Trump confirmed on his social media platform that he had been indicted. The charges against him include willfully retaining national defence secrets in violation of the Espionage Act, making false statements and a conspiracy to obstruct justice, according to two people familiar with the matter.
The justice department made no comment on the indictment on Thursday and did not immediately make the document public.
The indictment, handed up by a grand jury in Federal District Court in Miami, is the first time a former President has faced federal charges. It puts the nation in an extraordinary position, given Trump’s status not only as a one-time commander-in-chief but also as the current front-runner for the 2024 Republican presidential nomination to face President Joe Biden, whose administration will now be seeking to convict his potential rival of multiple felonies.
Trump is expected to surrender to the authorities on Tuesday, according to a person close to him and his own post on his social media platform, Truth Social.
“The corrupt Biden Administration has informed my attorneys that I have been indicted,” Trump wrote, in one of several posts around 7pm (local time) after he was notified of the charges.
The former President added that he was scheduled to be arraigned in federal court in Miami at 3pm (local time) on Tuesday. In a video he released later on Truth Social, Trump declared: “I’m an innocent man. I’m an innocent person.”
A lawyer for Trump, Jim Trusty, told CNN on Thursday night that the former President’s legal team had not been shown the indictment itself but that the court summons gave some details on the charges. He mentioned alleged Espionage Act violations, false-statement charges and “several obstruction-based” charges, including offences under Section 1512, which criminalises witness tampering or other means of obstructing an official effort.

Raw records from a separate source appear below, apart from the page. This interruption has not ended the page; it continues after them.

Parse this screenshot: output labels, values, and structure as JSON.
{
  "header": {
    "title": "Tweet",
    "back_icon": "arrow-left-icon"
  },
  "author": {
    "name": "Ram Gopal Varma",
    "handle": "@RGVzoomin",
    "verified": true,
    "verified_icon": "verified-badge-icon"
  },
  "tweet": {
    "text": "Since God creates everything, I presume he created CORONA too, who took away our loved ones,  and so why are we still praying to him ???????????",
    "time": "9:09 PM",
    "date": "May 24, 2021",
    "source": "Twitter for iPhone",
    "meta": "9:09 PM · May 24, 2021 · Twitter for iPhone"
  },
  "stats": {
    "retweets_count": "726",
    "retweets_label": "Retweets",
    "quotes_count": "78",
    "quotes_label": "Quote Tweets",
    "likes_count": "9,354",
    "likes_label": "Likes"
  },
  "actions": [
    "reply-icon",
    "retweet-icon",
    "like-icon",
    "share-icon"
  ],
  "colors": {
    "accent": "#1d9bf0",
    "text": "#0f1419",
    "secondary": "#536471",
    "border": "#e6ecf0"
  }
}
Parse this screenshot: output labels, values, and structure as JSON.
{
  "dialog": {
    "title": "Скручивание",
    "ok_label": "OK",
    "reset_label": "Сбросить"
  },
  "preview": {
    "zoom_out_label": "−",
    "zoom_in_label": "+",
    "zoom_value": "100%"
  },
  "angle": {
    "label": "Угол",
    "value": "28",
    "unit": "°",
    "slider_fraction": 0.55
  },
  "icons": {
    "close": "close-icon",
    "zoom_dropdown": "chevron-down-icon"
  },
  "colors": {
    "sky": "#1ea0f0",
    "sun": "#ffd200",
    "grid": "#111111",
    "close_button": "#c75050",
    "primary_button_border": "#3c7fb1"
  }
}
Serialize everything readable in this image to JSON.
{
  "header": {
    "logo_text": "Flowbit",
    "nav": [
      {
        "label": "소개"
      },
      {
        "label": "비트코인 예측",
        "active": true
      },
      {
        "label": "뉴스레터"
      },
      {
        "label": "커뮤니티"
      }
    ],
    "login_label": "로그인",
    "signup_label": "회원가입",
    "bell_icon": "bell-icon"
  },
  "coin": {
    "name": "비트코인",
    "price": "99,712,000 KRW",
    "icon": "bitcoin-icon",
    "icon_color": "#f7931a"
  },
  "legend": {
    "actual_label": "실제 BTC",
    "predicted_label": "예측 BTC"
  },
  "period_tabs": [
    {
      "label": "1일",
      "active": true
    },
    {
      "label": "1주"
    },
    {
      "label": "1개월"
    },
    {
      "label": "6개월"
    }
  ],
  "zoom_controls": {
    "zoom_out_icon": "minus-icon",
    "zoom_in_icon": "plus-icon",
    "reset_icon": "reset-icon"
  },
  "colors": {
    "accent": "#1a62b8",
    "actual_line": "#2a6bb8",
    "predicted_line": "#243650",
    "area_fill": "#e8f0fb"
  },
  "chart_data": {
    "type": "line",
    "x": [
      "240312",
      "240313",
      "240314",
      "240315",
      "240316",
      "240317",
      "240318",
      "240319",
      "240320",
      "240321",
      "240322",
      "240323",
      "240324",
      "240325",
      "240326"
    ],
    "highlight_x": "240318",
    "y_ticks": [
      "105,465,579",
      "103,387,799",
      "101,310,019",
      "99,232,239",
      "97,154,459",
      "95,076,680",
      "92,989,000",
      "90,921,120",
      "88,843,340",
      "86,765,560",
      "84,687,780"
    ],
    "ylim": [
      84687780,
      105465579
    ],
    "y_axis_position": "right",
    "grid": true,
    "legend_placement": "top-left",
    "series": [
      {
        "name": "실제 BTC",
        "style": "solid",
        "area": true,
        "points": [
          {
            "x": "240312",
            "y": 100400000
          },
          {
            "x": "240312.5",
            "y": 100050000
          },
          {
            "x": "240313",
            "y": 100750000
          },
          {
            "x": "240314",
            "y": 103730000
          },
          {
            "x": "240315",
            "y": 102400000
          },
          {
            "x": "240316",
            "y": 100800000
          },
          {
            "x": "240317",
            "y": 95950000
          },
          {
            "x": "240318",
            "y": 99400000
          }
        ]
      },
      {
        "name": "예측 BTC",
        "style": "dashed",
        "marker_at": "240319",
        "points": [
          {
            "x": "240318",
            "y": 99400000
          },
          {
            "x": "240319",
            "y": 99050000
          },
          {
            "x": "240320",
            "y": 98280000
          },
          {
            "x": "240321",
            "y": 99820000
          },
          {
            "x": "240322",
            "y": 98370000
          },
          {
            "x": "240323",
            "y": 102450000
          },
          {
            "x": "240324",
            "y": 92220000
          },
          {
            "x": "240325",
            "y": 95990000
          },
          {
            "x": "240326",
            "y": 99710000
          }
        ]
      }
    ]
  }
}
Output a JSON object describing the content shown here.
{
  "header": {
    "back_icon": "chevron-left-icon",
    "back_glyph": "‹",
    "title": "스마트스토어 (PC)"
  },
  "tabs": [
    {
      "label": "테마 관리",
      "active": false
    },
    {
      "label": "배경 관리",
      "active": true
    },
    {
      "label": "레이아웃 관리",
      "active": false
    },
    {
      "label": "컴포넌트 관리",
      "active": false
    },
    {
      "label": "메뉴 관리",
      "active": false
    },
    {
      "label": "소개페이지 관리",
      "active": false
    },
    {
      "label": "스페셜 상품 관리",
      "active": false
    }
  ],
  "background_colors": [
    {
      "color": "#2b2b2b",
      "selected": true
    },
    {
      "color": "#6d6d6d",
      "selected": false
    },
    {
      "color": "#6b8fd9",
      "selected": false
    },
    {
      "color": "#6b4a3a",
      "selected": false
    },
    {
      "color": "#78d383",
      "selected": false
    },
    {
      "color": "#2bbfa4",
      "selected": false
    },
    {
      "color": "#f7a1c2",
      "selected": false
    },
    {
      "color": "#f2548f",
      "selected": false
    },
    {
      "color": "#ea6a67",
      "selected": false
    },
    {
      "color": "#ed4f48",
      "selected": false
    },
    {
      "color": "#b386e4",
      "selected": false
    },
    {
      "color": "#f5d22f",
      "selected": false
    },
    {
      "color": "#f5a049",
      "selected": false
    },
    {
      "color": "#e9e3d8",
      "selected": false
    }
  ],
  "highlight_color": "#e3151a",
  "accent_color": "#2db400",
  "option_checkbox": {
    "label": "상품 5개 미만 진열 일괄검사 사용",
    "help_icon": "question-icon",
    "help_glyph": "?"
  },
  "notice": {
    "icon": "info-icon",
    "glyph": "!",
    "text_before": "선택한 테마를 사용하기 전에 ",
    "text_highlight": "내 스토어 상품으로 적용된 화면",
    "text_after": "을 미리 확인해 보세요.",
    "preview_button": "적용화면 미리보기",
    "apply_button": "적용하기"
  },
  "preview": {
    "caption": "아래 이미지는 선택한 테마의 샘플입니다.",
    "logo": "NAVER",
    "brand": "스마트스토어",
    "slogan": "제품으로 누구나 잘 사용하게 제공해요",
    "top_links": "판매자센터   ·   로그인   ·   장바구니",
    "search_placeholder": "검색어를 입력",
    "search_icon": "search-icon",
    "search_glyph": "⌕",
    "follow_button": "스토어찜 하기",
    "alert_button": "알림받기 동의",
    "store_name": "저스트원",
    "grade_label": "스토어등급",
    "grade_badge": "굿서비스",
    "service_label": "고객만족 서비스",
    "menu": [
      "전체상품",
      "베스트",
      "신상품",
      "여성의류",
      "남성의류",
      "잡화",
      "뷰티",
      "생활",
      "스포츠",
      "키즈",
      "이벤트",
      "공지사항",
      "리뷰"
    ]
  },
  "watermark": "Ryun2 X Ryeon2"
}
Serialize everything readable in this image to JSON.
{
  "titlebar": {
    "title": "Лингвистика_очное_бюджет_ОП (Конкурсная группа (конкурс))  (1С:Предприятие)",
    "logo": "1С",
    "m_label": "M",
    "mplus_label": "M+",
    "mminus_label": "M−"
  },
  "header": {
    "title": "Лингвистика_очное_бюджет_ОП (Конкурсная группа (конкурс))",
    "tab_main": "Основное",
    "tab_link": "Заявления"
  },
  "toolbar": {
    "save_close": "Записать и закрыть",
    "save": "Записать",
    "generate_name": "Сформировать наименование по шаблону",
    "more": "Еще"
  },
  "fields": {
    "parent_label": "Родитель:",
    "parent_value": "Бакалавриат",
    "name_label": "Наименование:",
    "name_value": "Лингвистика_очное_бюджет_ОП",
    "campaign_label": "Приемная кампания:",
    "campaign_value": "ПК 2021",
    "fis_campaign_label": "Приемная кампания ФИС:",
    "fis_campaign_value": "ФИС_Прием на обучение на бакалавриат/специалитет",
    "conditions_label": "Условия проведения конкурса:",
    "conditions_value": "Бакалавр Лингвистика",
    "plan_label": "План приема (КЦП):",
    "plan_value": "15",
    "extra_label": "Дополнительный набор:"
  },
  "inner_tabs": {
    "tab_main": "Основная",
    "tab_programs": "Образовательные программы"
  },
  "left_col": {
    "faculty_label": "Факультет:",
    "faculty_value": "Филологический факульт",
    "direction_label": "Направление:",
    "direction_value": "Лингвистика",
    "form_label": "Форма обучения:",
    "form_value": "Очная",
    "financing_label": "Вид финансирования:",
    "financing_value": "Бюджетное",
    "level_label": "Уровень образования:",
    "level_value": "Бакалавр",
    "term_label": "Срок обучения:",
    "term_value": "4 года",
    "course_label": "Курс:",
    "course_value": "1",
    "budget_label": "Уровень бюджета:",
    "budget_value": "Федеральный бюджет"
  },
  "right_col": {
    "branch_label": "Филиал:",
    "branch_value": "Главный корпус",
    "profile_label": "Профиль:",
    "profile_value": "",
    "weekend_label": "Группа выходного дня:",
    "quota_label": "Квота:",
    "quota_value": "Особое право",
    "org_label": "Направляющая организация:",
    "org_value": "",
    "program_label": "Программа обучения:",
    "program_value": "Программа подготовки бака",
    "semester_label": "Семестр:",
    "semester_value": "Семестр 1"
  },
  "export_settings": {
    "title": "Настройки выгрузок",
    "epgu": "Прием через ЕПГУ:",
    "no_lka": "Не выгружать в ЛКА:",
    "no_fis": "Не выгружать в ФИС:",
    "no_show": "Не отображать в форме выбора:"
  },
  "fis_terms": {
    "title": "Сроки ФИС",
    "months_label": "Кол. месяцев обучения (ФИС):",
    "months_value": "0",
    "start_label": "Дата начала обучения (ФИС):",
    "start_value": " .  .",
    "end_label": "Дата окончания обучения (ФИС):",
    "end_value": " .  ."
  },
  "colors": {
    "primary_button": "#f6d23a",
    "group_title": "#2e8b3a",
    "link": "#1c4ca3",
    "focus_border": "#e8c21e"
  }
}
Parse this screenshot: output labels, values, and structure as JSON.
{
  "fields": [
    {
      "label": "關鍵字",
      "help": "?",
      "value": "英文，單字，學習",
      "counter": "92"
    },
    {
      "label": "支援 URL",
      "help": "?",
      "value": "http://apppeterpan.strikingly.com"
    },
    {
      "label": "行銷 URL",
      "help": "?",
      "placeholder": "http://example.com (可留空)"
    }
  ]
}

Trusty said he believed there was also a conspiracy charge. But he added: “This is not biblically accurate, because I’m not looking at a charging document. I’m looking at a summary sheet.” He also said the Trump legal team had not been told of anyone else being indicted.
The indictment, filed by the office of the special counsel, Jack Smith, came about two months after local prosecutors in New York filed more than 30 felony charges against Trump in a case connected to a hush money payment made to a porn actress in advance of the 2016 election.
Trump remains under investigation by Smith’s office for his wide-ranging efforts to retain power after his election loss in 2020, and how those efforts led to the January 6, 2021, assault on the Capitol by a pro-Trump mob. He is also being scrutinised for potential election interference by the district attorney’s office in Fulton County, Georgia.
A senior Biden administration official said the White House had learned of the indictment from news reports.
Public filings in the case of the document have painted a picture of Trump as spending more than a year consistently stonewalling efforts by both the National Archives and Records Administration and the justice department to retrieve the trove of hundreds of sensitive government records that he took with him from the White House and mostly kept at Mar-a-Lago, his private club and residence in Florida.
While the nature of a few of the documents found in Trump’s possession is known — he had held onto letters from the North Korean dictator Kim Jong-un, for example — it remains unclear what other classified materials were found at Mar-a-Lago and moreover what, if any, damage to national security his possession of them caused.
Trump has characterised the investigation as a politically motivated witch hunt, and in recent weeks his lawyers have sought to raise what they say are issues of prosecutorial misconduct.